The way Lewis Hearn frames the merger is akin to two underdogs joining forces to take on the big guys in the Melbourne market. “I think individually, we probably didn't have the firepower to scale on our own, but together, I think it's a pretty powerful combination, and something which is quite unique in terms of what we offer in Melbourne," he says.

Likewise, Hyland says Havas sees itself “as very much a challenger”. In June, the Holdco rolled out its new AI-powered Converged operating system, at the same time committing €400 million over four years to data and tech developments to progress the Holdco’s integrated strategy.
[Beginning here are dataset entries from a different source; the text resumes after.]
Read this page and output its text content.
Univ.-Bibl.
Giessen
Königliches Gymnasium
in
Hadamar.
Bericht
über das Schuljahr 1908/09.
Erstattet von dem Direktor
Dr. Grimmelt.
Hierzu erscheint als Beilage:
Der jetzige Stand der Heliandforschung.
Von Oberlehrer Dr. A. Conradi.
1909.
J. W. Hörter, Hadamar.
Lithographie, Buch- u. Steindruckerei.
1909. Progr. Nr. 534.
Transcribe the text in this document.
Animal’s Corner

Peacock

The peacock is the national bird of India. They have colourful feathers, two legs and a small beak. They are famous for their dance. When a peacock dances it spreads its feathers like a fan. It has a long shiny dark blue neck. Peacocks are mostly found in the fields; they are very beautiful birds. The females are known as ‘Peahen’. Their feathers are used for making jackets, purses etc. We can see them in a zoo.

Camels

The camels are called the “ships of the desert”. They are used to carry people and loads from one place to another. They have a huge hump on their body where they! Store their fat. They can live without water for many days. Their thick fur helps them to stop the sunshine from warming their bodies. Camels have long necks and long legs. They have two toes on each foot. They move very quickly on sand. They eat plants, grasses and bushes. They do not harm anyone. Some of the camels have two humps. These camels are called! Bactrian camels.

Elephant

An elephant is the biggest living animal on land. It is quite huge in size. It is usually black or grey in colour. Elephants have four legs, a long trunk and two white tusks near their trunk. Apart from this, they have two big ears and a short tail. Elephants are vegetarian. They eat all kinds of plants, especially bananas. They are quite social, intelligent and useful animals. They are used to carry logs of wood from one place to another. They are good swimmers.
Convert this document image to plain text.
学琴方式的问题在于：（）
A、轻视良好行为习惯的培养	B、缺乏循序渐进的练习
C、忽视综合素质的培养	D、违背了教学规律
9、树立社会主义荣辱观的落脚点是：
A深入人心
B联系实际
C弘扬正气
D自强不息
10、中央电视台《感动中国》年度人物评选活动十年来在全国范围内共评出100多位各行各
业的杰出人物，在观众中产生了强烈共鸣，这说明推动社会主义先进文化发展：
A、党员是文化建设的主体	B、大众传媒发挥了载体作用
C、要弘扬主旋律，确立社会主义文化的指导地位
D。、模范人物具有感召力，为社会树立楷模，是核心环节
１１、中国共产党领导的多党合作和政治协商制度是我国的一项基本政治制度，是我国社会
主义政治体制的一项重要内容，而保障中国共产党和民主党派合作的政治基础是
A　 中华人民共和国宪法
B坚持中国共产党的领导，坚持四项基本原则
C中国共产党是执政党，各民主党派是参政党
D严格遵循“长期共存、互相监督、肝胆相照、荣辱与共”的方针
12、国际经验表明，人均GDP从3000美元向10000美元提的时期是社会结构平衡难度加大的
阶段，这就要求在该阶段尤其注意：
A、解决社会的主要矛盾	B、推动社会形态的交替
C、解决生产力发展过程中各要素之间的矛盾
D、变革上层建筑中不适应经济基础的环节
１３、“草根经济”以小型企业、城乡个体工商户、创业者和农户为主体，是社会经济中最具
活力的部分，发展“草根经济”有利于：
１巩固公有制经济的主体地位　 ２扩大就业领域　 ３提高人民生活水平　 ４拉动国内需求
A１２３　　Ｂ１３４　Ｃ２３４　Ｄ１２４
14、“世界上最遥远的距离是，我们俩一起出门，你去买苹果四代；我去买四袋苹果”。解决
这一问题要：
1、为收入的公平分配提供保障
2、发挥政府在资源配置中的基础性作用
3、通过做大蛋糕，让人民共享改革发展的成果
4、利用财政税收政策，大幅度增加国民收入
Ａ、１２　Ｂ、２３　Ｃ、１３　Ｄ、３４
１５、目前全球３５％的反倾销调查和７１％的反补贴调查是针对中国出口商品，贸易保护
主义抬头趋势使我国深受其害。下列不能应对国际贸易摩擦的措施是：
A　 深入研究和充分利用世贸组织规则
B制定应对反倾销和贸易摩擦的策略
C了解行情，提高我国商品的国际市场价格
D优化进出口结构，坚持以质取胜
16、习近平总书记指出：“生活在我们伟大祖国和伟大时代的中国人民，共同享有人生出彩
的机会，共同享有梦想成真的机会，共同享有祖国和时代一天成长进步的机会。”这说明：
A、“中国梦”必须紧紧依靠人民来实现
It's evidence Havas is willing to punch above its weight, with the investment comparable to the €300 million Publicis Groupe – six times Havas’ size on an annual turnover basis – has sidelined for AI investment over the next three years.

While the Converged announcement landed late in the piece, it exemplified for Hotglue's founders the upside of marrying into a multinational group.

“As an indie there's no possible way you can ever compete with that, right?" says Smith. "You can buy platforms and bits and pieces and kind of bolt them all together in a cobbled together sort of way… That is obviously one of the main draw cards to wrapping business up with Havas group.”

It’s a boon for Hotglue’s clients too, and already the agency’s existing roster (which includes L’Oreal, Mountain Top, Dulux and La Trobe Financial) have been eager to learn how they can access the Havas offering.

For Hyland, the Hotglue's success to date if proof the end-to-end strategy is landing with clients. "This is the model that is going to get more and more traction as time goes on, with marketers under more pressure than ever before to report to their stakeholders and CEOs how they are driving results quicker, with less money, less team members and [more] pressure."